Now, it is a fact — even though it isn't true — that blindness is the opposite of sight. In fact, we know of the existence of sight because of its opposite, the existence of blindness. It might even be said that sight owes its existence to blindness. But, this is only a fact within the equally untrue fact of the conception of culture standard time understood as the only time zone. Nonetheless, sight needs blindness and this is cool.
But, sight needs blindness even more than this. Sight cannot see itself nor can it see itself seeing and this is not only a fact, it is also true. Sight does, however, see blindness figuring out the configuration of sights, the "just-thereness" of an objective world in culture standard time. Ironically, this marks a beginning for sight to see itself, to "watch it." Blindness can be the time, the occasion, for sight to see itself as a constant, continuous "figuring out" of a configuration of sights and to see that this act of "figuring out" is the act of constructing and generating a "just-there-world-for-anyone-to-see." The subjectivity of blindness, blind people, making an appearance in the world as figures who figure out is the time for sight to figure out that it configures not only a "just-there" world but also a sighted subjectivity, sighted people. Blindness time is the time for us (blind people) to "see" that we are wearing "mirrored shades". When sight "looks blindness in the eye" it does not see its opposite, it sees itself. Blindness reflects sight and it shows sight to itself, something it cannot see without blindness. Blindness time, our time, is the time for sight, for normalcy, to develop self-understanding and this is fucking cool.
Works Cited
- Ahmed, Sara. 2006. Queer Phenomenology: Orientations, Objects, Others. Durham: Duke University Press.

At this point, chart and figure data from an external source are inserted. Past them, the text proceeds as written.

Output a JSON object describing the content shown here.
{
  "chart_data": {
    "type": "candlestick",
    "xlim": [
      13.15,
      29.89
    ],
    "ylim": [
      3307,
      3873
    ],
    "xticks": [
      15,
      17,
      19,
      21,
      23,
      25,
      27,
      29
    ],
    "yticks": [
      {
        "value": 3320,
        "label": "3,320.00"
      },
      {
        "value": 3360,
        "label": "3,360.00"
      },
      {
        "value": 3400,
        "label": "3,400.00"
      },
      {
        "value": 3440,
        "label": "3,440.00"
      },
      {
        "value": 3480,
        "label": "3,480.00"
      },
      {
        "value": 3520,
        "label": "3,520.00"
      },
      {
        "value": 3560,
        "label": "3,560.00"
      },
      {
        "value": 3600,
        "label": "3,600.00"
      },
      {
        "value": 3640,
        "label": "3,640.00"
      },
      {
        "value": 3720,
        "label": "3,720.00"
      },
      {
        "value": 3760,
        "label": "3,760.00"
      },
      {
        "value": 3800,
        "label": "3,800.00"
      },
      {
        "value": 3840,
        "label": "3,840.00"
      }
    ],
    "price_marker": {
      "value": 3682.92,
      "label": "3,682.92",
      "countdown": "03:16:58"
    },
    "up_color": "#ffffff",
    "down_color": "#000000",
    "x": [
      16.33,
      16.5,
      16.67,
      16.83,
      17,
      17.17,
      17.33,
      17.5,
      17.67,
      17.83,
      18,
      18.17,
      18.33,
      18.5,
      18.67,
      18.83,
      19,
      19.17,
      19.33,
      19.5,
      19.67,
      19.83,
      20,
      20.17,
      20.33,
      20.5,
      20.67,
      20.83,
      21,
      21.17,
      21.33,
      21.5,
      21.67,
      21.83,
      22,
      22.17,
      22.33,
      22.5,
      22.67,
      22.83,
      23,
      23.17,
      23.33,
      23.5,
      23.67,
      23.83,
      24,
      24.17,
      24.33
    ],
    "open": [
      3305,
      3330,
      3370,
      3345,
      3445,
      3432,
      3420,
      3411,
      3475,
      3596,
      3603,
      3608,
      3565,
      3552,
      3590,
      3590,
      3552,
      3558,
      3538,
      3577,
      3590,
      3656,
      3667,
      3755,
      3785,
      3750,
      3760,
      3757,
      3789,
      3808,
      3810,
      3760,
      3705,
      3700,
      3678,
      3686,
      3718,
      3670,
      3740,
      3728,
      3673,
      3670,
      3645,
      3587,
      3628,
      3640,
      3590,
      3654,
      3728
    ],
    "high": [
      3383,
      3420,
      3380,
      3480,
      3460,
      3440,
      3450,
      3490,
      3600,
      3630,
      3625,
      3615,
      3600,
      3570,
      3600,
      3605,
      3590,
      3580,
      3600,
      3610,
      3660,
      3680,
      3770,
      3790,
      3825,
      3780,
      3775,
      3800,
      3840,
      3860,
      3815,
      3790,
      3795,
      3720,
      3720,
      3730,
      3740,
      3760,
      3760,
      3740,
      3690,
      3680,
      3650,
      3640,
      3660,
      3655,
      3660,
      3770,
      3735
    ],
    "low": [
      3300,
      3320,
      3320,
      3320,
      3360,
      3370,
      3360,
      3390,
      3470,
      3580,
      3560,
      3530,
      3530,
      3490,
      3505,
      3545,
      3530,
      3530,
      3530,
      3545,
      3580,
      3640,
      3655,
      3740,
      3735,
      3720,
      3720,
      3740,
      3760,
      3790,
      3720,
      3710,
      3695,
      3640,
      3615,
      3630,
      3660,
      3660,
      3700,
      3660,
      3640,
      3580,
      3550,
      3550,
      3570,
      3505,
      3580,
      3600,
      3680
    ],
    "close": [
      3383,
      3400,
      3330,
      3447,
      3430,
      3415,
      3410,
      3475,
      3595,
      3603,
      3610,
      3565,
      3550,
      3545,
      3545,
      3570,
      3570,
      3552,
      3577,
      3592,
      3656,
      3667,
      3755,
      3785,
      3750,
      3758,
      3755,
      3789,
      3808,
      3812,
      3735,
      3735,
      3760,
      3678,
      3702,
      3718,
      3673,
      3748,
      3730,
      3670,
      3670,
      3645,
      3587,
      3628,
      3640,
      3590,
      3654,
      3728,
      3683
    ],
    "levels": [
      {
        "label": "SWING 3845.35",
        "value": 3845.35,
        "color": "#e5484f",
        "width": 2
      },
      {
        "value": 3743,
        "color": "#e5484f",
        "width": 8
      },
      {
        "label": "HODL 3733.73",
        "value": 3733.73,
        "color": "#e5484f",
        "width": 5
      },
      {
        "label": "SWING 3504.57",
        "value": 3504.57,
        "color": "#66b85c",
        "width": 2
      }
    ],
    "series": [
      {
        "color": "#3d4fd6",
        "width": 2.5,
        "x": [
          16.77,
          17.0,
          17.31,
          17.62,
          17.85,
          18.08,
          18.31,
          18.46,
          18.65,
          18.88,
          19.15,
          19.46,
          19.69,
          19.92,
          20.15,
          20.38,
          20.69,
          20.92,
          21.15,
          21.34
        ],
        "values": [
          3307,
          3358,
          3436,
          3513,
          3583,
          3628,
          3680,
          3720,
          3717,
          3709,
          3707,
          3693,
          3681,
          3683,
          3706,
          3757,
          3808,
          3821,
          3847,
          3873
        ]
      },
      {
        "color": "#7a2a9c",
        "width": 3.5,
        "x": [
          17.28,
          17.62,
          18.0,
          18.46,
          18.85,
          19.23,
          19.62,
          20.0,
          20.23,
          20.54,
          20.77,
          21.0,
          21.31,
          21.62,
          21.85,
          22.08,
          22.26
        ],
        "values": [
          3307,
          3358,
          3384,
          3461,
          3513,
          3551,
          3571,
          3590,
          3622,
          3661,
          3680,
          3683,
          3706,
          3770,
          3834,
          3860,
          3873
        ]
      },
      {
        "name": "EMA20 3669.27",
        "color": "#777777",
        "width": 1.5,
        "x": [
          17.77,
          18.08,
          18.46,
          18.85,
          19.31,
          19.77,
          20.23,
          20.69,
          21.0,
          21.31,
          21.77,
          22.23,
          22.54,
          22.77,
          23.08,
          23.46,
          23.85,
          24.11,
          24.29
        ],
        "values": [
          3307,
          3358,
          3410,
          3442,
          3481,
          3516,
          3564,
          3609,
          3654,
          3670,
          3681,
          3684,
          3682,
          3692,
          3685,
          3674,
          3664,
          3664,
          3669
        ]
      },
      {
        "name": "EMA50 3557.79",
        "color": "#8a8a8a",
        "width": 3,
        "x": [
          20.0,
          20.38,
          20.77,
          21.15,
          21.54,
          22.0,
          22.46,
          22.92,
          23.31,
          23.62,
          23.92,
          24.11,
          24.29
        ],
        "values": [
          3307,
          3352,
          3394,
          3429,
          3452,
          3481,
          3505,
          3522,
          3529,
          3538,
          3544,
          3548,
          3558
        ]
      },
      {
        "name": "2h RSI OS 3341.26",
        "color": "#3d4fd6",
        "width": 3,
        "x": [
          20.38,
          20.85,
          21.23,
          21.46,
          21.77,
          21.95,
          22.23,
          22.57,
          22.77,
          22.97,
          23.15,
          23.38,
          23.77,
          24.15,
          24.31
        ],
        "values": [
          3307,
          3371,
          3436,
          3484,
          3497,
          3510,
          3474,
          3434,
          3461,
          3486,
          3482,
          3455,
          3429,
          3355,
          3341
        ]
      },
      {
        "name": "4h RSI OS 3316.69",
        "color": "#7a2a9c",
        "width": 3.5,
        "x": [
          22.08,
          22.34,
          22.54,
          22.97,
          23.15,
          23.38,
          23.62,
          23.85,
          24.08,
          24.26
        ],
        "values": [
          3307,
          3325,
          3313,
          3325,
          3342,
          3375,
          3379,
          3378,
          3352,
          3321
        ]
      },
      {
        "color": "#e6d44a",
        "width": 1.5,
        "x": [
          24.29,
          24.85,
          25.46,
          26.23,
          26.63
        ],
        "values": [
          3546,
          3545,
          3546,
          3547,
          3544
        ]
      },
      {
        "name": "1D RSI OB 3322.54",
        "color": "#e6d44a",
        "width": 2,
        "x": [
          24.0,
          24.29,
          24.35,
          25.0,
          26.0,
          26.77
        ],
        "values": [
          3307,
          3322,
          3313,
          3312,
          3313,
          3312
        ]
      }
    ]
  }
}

- Arendt, Hannah. 1971. The Life of the Mind. San Diego: Harcourt Brace Jovanovich Publishers.
- Butler, Judith. 1993. Bodies that Matter: On the Discursive Limits of Sex. New York: Routledge.
- Bergson, Henri. 2009[1910]. Time and Free Will: An Essay on the Immediate Data of Consciousness. Ithica, New York: Cornell Library Press.
- Michalko, Rod. 1999. The Two-in-One: Walking with Smokie, Walking with Blindness. Philadelphia: Temple University Press.
- Schutz, Alfred. 1973. Collected Papers, Volume One: The Problem of Social Reality. The Hague: Martinus Nijhoff.
- Stiker, Henri-Jacques. 1999. The History of Disability. Trans. William Sayers. Foreword by David T. Mitchell. Ann Arbor: University of Michigan Press.